Patients (N=156) with recurrent DSM-IV MDD entered CT (20% also met DSM-IV criteria for social phobia). Every week during the course of CT, clinicians assessed depressive symptoms and patients completed self-report instruments measuring severity of depression and anxiety.

RESULTS

At presentation, outpatients with comorbid social phobia reported greater levels of depressive symptoms and clinicians rated their impairment as more severe, compared to their counterparts without social phobia. Patients with or without comorbid social phobia did not differ significantly in (1) attrition rates; (2) response or sustained remission rates; (3) time to response or sustained remission; or (4) rate of improvement in symptoms of depression or anxiety.

LIMITATIONS

The lack of domain-specific measures limits inference with respect to the improvements in social anxiety that occur with CT of depression.

CONCLUSIONS

These findings introduce the hypothesis that CT for depression may be flexible enough to treat the depressive symptoms of patients presenting with MDD who also suffer from social phobia.

摘要

背景

有证据表明,共病的抑郁症会影响社交恐惧症患者认知行为治疗的效果。

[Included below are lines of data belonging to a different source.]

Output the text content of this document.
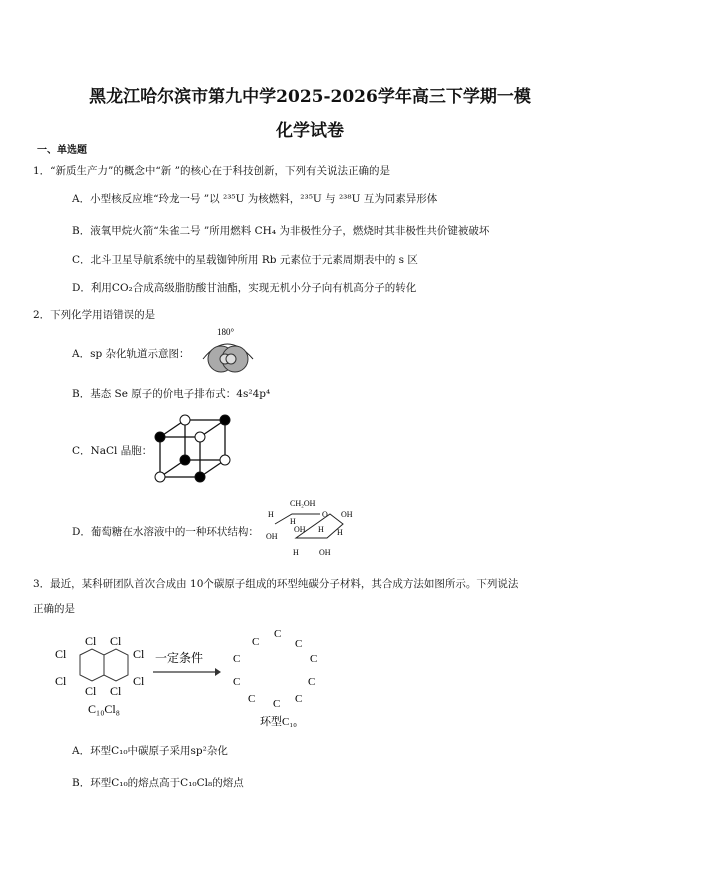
黑龙江哈尔滨市第九中学2025-2026学年高三下学期一模
化学试卷
一、单选题
1．“新质生产力”的概念中“新 ”的核心在于科技创新，下列有关说法正确的是
A．小型核反应堆“玲龙一号 ”以 ²³⁵U 为核燃料，²³⁵U 与 ²³⁸U 互为同素异形体
B．液氧甲烷火箭“朱雀二号 ”所用燃料 CH₄ 为非极性分子，燃烧时其非极性共价键被破坏
C．北斗卫星导航系统中的星载铷钟所用 Rb 元素位于元素周期表中的 s 区
D．利用CO₂合成高级脂肪酸甘油酯，实现无机小分子向有机高分子的转化
2．下列化学用语错误的是
A．sp 杂化轨道示意图：
180°
B．基态 Se 原子的价电子排布式：4s²4p⁴
C．NaCl 晶胞：
D．葡萄糖在水溶液中的一种环状结构：
CH₂OH
O
H	OH
H
OH H H
OH
H	OH
3．最近，某科研团队首次合成由 10个碳原子组成的环型纯碳分子材料，其合成方法如图所示。下列说法
正确的是
Cl Cl
Cl	Cl
Cl	Cl
Cl Cl
C₁₀Cl₈
一定条件
C
C	C
C	C
C	C
C	C
C
环型C₁₀
A．环型C₁₀中碳原子采用sp²杂化
B．环型C₁₀的熔点高于C₁₀Cl₈的熔点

然而,对于复发性重度抑郁症(MDD)成人患者中,共病的社交恐惧症对抑郁症认知疗法(CT)反应的影响却知之甚少。这些分析旨在阐明这种关系。

方法

156例复发性DSM-IV重度抑郁症患者接受了认知疗法(其中20%也符合DSM-IV社交恐惧症标准)。在认知疗法过程中,临床医生每周评估抑郁症状,患者完成自我报告工具,测量抑郁和焦虑的严重程度。

结果

就诊时,与无社交恐惧症的患者相比,共病社交恐惧症的门诊患者报告的抑郁症状水平更高,临床医生对其损害程度的评定也更严重。有无共病社交恐惧症的患者在以下方面无显著差异:(1)脱落率;(2)缓解或持续缓解率;(3)达到缓解或持续缓解的时间;(4)抑郁或焦虑症状的改善率。

局限性

缺乏特定领域的测量方法限制了对抑郁症认知疗法后社交焦虑改善情况的推断。

结论

这些发现提出了一个假设,即抑郁症的认知疗法可能足够灵活,能够治疗同时患有社交恐惧症的MDD患者的抑郁症状。